Friday, March 10, 2006

Tell me a story

Forgive me dear Blog reader but it has been over a month since my last posting. Not quite sure what happened, blogging fatigue maybe? I'm trying very hard to find my blogging mojo so in an attempt to break this negative cylce of low content production I'll just start writing and see what happens........

Maybe I'll tell you about some stories. In an earlier post I questioned my own creative output, being a researcher and all (hey I have a fine art degree it matters...ok). Well some useful responses courtesy, I belive, of Antonio Gould made me examine this whole thing a little bit more and reminded me that within research there is always the opportunity to take a creative approach, not to mention the endless writing that seems to accompany it.........not always so creative.

But here's the thing. Recently I have ben using a narrative methodology in my rsearch, in two ways both eliciting stories that people have been told and also having folks tell me their own experience as a story, this, in particular, I find extremely interesitng (it helps that I am genuinly interested in hearing about people - read nosey if you like). What I have discovered with this approach is that amongst other things it helps with the following things:
  • Both you and the interviewee identify the most salient points through the story
  • Everyone understands stories, so it is a nice common curreny between interviewer, interviee and future reader
  • It helps you find out how an orgnaisation/individual has made sense of a situation

I recently spoke to a senior colleague who introduced me to this approcah, he also makes use of drawing and all mannor of other creative means to understand and explore human and organsiational experiences.To this end I will be attending some regular workshops to try to get my head around these other methodolgies and hopefully will be testing them out on some folks.

My next step is how to make the writing really interesting to read (and I don't mean this blog, I'm hoping the posts are short enough not to get too dull)....and to think about other methods of disseminating my research findings.

1 comment:

Antonio Gould said...

I think that story telling is hugely important in research as are other creative methodologies.

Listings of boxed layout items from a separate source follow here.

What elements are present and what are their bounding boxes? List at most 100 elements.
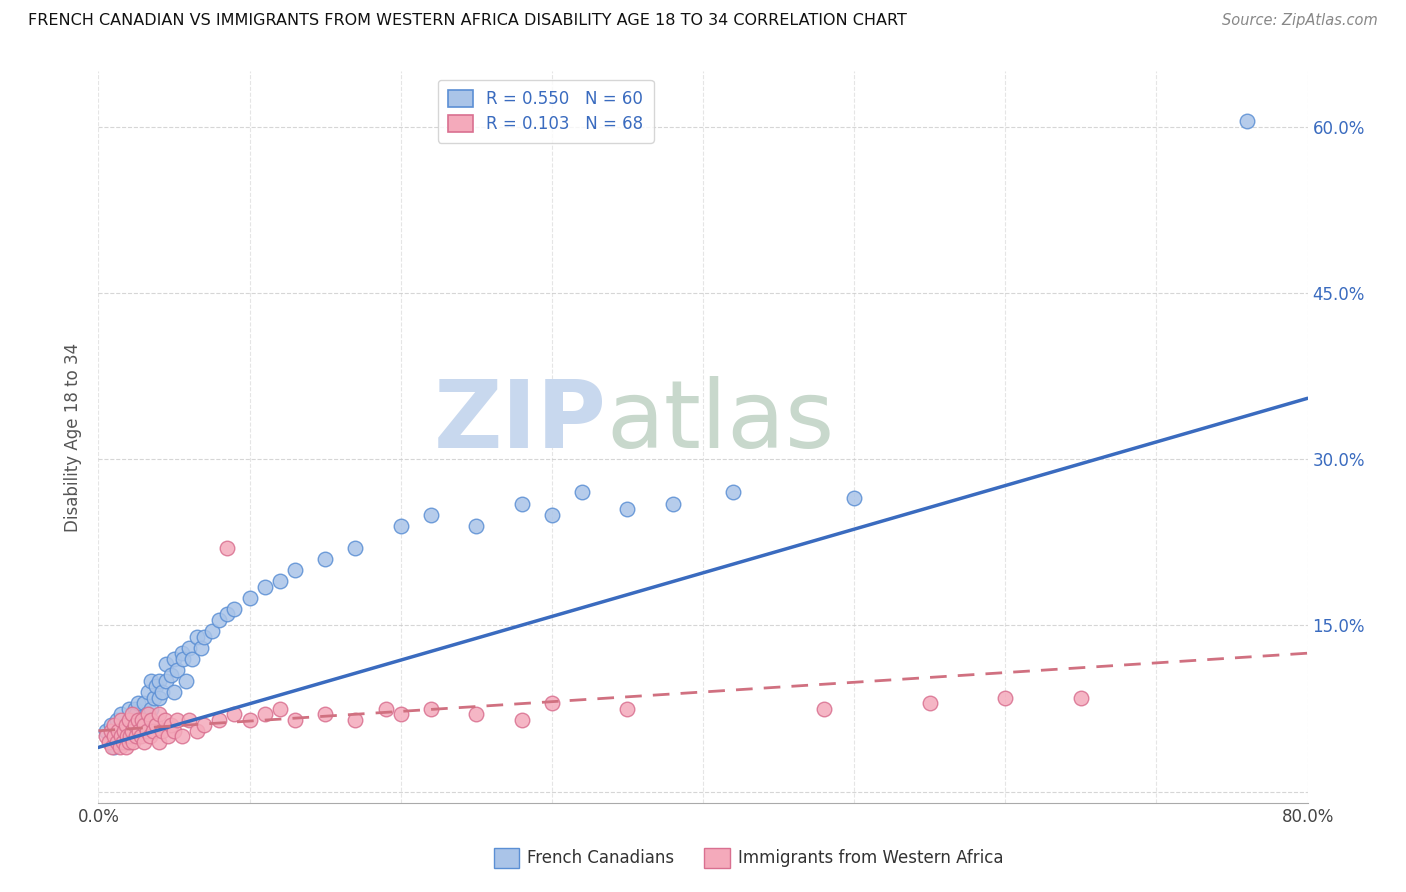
Point xyxy=(374,701,396,715)
Point xyxy=(208,613,231,627)
Point xyxy=(114,718,136,732)
Point xyxy=(132,735,155,749)
Point xyxy=(181,651,204,665)
Point xyxy=(540,696,562,710)
Point xyxy=(193,718,215,732)
Point xyxy=(153,713,176,727)
Point xyxy=(465,518,488,533)
Point xyxy=(107,723,129,738)
Point xyxy=(420,701,443,715)
Point xyxy=(110,713,132,727)
Text: ZIP: ZIP xyxy=(433,376,606,468)
Point xyxy=(616,502,638,516)
Point xyxy=(125,729,148,743)
Point xyxy=(105,735,128,749)
Point xyxy=(155,673,177,688)
Point xyxy=(139,729,162,743)
Point xyxy=(142,723,165,738)
Point xyxy=(179,713,201,727)
Point xyxy=(163,723,186,738)
Point xyxy=(141,713,163,727)
Text: atlas: atlas xyxy=(606,376,835,468)
Point xyxy=(103,718,125,732)
Point xyxy=(101,740,124,755)
Point xyxy=(314,552,336,566)
Point xyxy=(284,563,307,577)
Point xyxy=(118,701,141,715)
Point xyxy=(918,696,941,710)
Point xyxy=(662,497,685,511)
Bar xyxy=(704,848,730,868)
Point xyxy=(132,696,155,710)
Point xyxy=(844,491,866,505)
Point xyxy=(284,713,307,727)
Point xyxy=(208,713,231,727)
Point xyxy=(156,729,179,743)
Point xyxy=(120,729,142,743)
Point xyxy=(571,485,593,500)
Point xyxy=(141,701,163,715)
Point xyxy=(616,701,638,715)
Point xyxy=(100,718,122,732)
Point xyxy=(723,485,745,500)
Point xyxy=(186,723,208,738)
Point xyxy=(145,680,167,694)
Point xyxy=(148,707,170,722)
Point xyxy=(124,701,146,715)
Point xyxy=(239,713,262,727)
Point xyxy=(108,729,131,743)
Point xyxy=(163,685,186,699)
Point xyxy=(125,707,148,722)
Point xyxy=(103,740,125,755)
Point xyxy=(121,723,143,738)
Point xyxy=(129,718,152,732)
Point xyxy=(150,723,173,738)
Point xyxy=(129,729,152,743)
Point xyxy=(136,685,159,699)
Text: FRENCH CANADIAN VS IMMIGRANTS FROM WESTERN AFRICA DISABILITY AGE 18 TO 34 CORREL: FRENCH CANADIAN VS IMMIGRANTS FROM WESTE… xyxy=(28,13,907,29)
Point xyxy=(121,707,143,722)
Point xyxy=(121,713,143,727)
Point xyxy=(389,707,412,722)
Point xyxy=(94,729,117,743)
Point xyxy=(124,718,146,732)
Point xyxy=(269,701,291,715)
Point xyxy=(141,673,163,688)
Point xyxy=(510,713,533,727)
Point xyxy=(105,713,128,727)
Point xyxy=(269,574,291,589)
Point xyxy=(100,723,122,738)
Point xyxy=(127,713,149,727)
Point xyxy=(813,701,835,715)
Point xyxy=(224,602,246,616)
Point xyxy=(150,685,173,699)
Point xyxy=(145,718,167,732)
Point xyxy=(179,640,201,655)
Point xyxy=(465,707,488,722)
Point xyxy=(190,640,212,655)
Point xyxy=(108,740,131,755)
Point xyxy=(215,541,238,555)
Point xyxy=(132,718,155,732)
Point xyxy=(160,718,183,732)
Bar xyxy=(494,848,519,868)
Point xyxy=(253,580,276,594)
Point xyxy=(148,690,170,705)
Point xyxy=(253,707,276,722)
Point xyxy=(155,657,177,672)
Point xyxy=(127,696,149,710)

I was introduced to these ideas through working with Paul Murphy.

Most of the consultative stuff he does is around young people and by far the best way of bringing out their thoughts and feelings are through encouraging them to tell stories in a creative way - through monologue, writing music, writing films and so on. This video (http://www.c21vox.tv/programmes/full.php?id=119) is a good example (produced as a response to the Antisocial behaviour bill).

When working with young people these issues are even more important - the further you can get away from a paper based questionnaire the better. I think it's also true with people of any age.